Öğretisi bu idi hayatın
oysa. Nezaketin ve merhametin eş güdümlü yoldaşı.
Sustum susalı içim
kanadı. Kanamaktı düşen payıma kanatmamak adına.
Sevmekti gölgeleri
nefret edilesi.
Nefret idi düşen payına
çoğu insanın. Denemedim mi sanırsın bağdaşmayı nefret ile?
Bir kez nefret ettim ve
nasıl yadırgadım o yolsuz kalmış yoldan çıkmışlığımı. Dümenimi kırdım bir kez
daha ve yeniden döndüm rotama. Düşmemek adına onca yanılgıya düşkünlüğüm hayata
duyduğum inanç bile yaftalandı.
İnanmak iken kefaretini
ödemek ya da güvenmek iken ihanete uğramak.
Sığıntı ve yobaz
düşlerdi marifet saydıkları ve elinin tersiyle itmek ola ki gıyabınızda verilen
hüküm ne ise karşı gelmek. Bilmedikleri ama bildiklerini sandıkları ne ise.
Sağır Sultan bile
duymuş iken varsın hibe etsinler kılıksız düşlerini.

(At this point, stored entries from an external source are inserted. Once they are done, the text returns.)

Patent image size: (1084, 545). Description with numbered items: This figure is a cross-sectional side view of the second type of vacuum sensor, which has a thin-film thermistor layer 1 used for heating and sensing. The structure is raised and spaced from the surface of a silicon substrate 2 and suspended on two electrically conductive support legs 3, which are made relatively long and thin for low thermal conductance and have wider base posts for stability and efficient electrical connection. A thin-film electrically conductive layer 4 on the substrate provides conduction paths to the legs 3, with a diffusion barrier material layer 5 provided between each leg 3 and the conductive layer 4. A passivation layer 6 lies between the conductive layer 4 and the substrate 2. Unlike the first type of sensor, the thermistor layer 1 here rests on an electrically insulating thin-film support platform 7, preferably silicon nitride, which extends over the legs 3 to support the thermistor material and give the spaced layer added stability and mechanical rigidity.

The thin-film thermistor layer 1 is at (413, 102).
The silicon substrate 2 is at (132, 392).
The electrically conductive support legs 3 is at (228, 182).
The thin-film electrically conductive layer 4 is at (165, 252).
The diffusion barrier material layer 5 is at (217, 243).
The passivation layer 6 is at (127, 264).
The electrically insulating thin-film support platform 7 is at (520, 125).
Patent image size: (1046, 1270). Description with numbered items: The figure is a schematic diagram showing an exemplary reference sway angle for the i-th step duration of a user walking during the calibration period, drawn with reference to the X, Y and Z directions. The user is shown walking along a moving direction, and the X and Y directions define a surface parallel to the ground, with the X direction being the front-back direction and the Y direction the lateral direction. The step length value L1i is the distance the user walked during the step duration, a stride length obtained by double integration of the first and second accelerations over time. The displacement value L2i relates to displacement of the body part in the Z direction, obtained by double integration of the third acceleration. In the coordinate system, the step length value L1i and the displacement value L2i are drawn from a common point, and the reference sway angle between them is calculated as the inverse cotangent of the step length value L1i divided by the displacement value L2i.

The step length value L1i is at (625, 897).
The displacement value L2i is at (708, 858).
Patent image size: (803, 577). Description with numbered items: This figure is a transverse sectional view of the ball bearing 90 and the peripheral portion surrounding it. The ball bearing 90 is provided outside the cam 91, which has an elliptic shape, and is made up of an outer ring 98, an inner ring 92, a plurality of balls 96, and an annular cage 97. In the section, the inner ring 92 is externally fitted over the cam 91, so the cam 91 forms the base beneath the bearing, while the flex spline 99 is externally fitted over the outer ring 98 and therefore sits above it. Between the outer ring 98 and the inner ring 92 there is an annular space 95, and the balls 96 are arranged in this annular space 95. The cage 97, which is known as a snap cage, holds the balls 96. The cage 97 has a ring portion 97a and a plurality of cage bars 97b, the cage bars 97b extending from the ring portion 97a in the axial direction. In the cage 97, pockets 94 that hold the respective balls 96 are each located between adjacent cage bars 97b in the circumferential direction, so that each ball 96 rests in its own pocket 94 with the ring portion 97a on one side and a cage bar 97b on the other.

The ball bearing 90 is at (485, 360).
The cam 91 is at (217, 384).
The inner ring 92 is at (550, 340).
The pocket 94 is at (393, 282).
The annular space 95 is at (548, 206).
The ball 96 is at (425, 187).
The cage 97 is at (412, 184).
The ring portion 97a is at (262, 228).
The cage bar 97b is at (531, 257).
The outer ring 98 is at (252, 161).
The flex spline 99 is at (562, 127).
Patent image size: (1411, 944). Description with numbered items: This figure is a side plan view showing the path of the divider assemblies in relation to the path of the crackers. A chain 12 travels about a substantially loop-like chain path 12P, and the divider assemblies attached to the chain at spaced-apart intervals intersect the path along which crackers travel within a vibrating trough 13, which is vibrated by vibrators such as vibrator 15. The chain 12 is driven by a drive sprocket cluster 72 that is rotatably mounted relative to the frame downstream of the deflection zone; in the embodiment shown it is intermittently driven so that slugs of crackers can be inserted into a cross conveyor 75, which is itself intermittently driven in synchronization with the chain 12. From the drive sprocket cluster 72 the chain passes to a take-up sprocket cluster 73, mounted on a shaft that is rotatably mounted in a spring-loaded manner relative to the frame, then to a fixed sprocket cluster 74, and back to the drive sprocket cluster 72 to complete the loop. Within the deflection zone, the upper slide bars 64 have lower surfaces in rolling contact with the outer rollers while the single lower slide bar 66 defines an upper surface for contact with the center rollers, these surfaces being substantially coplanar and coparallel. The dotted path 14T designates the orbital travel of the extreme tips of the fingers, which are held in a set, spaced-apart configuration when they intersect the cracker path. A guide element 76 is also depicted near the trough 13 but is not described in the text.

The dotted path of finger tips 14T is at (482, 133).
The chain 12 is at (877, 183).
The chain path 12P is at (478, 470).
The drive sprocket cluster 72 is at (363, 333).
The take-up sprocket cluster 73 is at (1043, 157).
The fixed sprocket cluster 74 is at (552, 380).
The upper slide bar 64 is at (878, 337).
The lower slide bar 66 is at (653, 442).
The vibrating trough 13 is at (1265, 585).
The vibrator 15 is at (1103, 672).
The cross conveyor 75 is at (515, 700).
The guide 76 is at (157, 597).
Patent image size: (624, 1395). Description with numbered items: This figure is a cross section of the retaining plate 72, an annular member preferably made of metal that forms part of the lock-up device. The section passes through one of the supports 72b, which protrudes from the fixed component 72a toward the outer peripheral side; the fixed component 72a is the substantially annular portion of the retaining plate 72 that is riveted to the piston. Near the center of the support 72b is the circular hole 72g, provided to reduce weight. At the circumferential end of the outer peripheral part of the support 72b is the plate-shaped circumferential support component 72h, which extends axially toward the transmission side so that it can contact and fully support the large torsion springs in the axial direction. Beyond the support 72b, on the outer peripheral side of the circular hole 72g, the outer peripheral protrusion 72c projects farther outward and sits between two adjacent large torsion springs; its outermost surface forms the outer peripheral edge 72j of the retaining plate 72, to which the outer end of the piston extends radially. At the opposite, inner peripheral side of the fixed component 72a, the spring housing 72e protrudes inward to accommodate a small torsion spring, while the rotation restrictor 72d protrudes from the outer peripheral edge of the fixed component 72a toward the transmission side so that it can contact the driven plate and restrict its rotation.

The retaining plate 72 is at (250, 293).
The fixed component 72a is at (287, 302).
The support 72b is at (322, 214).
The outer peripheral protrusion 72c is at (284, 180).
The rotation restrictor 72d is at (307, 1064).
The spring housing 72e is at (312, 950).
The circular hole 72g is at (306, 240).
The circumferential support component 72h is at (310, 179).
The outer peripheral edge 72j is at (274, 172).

Varsın karşı gelsinler ne
ise saklı heybenizde.
Sahi, siz hiç ömür boyu
sustunuz mu?
Fark etmez bilin ya da
bilmeyin. Bilinesi ne çok detay gizli iken derinlerde sadece krokisini
veriyorum düş kırgını benliğimin o da üstün körü alabildiğine.
Sıradan bir faninin
sıra dışı varlığı mı bu denli hicap edilesi hele ki o iç savaş henüz
nihayetlenmemişken. Dış mihraklar da dâhil oldu mu sürece hangi cephede
sürdürebilirsiniz ki varlığınızı tek kişilik rolünüz ile çoğalmaya çalışırken
ve çoğaltırken onca üzüncü.
Yordanası bir
mağlubiyet elde kalan yeniden doğma ümidiyle sıkı sıkı sarılmak güne. Belki gün
ortası belki de ölgün bir düş sınırları ihlal edilesi.